The Obama administration's Home Affordable Foreclosure Alternative (HAFA) Program has created financial incentives for parties that agree on short sales. The government has offered up to $3,000 to homeowners and $1,500 to servicers who closed on a short sale. But many critics of HAFA claim that there are not sufficient fraud safeguards in the program which allow these "flopping" scams to succeed. CoreLogic, Inc. estimates that "flopping" occurs in a little over one percent of short sales. According to that estimate this could cost lenders up to $50 million per year.
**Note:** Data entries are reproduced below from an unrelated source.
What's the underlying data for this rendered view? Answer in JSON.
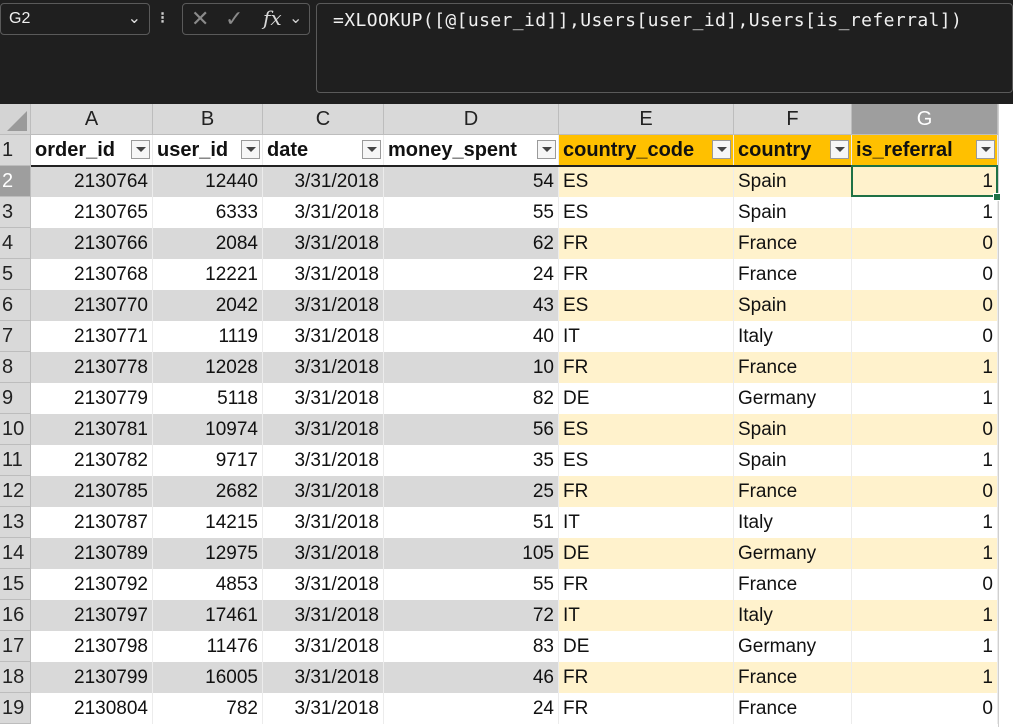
{
  "formula_bar": {
    "name_box": "G2",
    "formula": "=XLOOKUP([@[user_id]],Users[user_id],Users[is_referral])",
    "separator": "⁝",
    "cancel_glyph": "✕",
    "enter_glyph": "✓",
    "fx_glyph": "fx",
    "chevron_glyph": "⌄"
  },
  "columns": [
    "A",
    "B",
    "C",
    "D",
    "E",
    "F",
    "G"
  ],
  "header_row_number": "1",
  "headers": [
    "order_id",
    "user_id",
    "date",
    "money_spent",
    "country_code",
    "country",
    "is_referral"
  ],
  "rows": [
    {
      "row": "2",
      "order_id": "2130764",
      "user_id": "12440",
      "date": "3/31/2018",
      "money_spent": "54",
      "country_code": "ES",
      "country": "Spain",
      "is_referral": "1"
    },
    {
      "row": "3",
      "order_id": "2130765",
      "user_id": "6333",
      "date": "3/31/2018",
      "money_spent": "55",
      "country_code": "ES",
      "country": "Spain",
      "is_referral": "1"
    },
    {
      "row": "4",
      "order_id": "2130766",
      "user_id": "2084",
      "date": "3/31/2018",
      "money_spent": "62",
      "country_code": "FR",
      "country": "France",
      "is_referral": "0"
    },
    {
      "row": "5",
      "order_id": "2130768",
      "user_id": "12221",
      "date": "3/31/2018",
      "money_spent": "24",
      "country_code": "FR",
      "country": "France",
      "is_referral": "0"
    },
    {
      "row": "6",
      "order_id": "2130770",
      "user_id": "2042",
      "date": "3/31/2018",
      "money_spent": "43",
      "country_code": "ES",
      "country": "Spain",
      "is_referral": "0"
    },
    {
      "row": "7",
      "order_id": "2130771",
      "user_id": "1119",
      "date": "3/31/2018",
      "money_spent": "40",
      "country_code": "IT",
      "country": "Italy",
      "is_referral": "0"
    },
    {
      "row": "8",
      "order_id": "2130778",
      "user_id": "12028",
      "date": "3/31/2018",
      "money_spent": "10",
      "country_code": "FR",
      "country": "France",
      "is_referral": "1"
    },
    {
      "row": "9",
      "order_id": "2130779",
      "user_id": "5118",
      "date": "3/31/2018",
      "money_spent": "82",
      "country_code": "DE",
      "country": "Germany",
      "is_referral": "1"
    },
    {
      "row": "10",
      "order_id": "2130781",
      "user_id": "10974",
      "date": "3/31/2018",
      "money_spent": "56",
      "country_code": "ES",
      "country": "Spain",
      "is_referral": "0"
    },
    {
      "row": "11",
      "order_id": "2130782",
      "user_id": "9717",
      "date": "3/31/2018",
      "money_spent": "35",
      "country_code": "ES",
      "country": "Spain",
      "is_referral": "1"
    },
    {
      "row": "12",
      "order_id": "2130785",
      "user_id": "2682",
      "date": "3/31/2018",
      "money_spent": "25",
      "country_code": "FR",
      "country": "France",
      "is_referral": "0"
    },
    {
      "row": "13",
      "order_id": "2130787",
      "user_id": "14215",
      "date": "3/31/2018",
      "money_spent": "51",
      "country_code": "IT",
      "country": "Italy",
      "is_referral": "1"
    },
    {
      "row": "14",
      "order_id": "2130789",
      "user_id": "12975",
      "date": "3/31/2018",
      "money_spent": "105",
      "country_code": "DE",
      "country": "Germany",
      "is_referral": "1"
    },
    {
      "row": "15",
      "order_id": "2130792",
      "user_id": "4853",
      "date": "3/31/2018",
      "money_spent": "55",
      "country_code": "FR",
      "country": "France",
      "is_referral": "0"
    },
    {
      "row": "16",
      "order_id": "2130797",
      "user_id": "17461",
      "date": "3/31/2018",
      "money_spent": "72",
      "country_code": "IT",
      "country": "Italy",
      "is_referral": "1"
    },
    {
      "row": "17",
      "order_id": "2130798",
      "user_id": "11476",
      "date": "3/31/2018",
      "money_spent": "83",
      "country_code": "DE",
      "country": "Germany",
      "is_referral": "1"
    },
    {
      "row": "18",
      "order_id": "2130799",
      "user_id": "16005",
      "date": "3/31/2018",
      "money_spent": "46",
      "country_code": "FR",
      "country": "France",
      "is_referral": "1"
    },
    {
      "row": "19",
      "order_id": "2130804",
      "user_id": "782",
      "date": "3/31/2018",
      "money_spent": "24",
      "country_code": "FR",
      "country": "France",
      "is_referral": "0"
    }
  ],
  "colors": {
    "band_gray": "#d9d9d9",
    "band_yellow": "#fff2cc",
    "header_yellow": "#ffc000",
    "active_border": "#1e7145"
  }
}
Lenders are not the only ones that are harmed by this practice. The homeowner that agrees to the short sale for less than fair market value is also hurt by these scams. If a homeowner gets less money than they should on a short sale they have to make up the difference when they pay a deficiency judgment to their lender. This scam harms everybody except for the person running the scam and hopefully our government will soon implement safeguards to protect everybody from these "flopping" scams.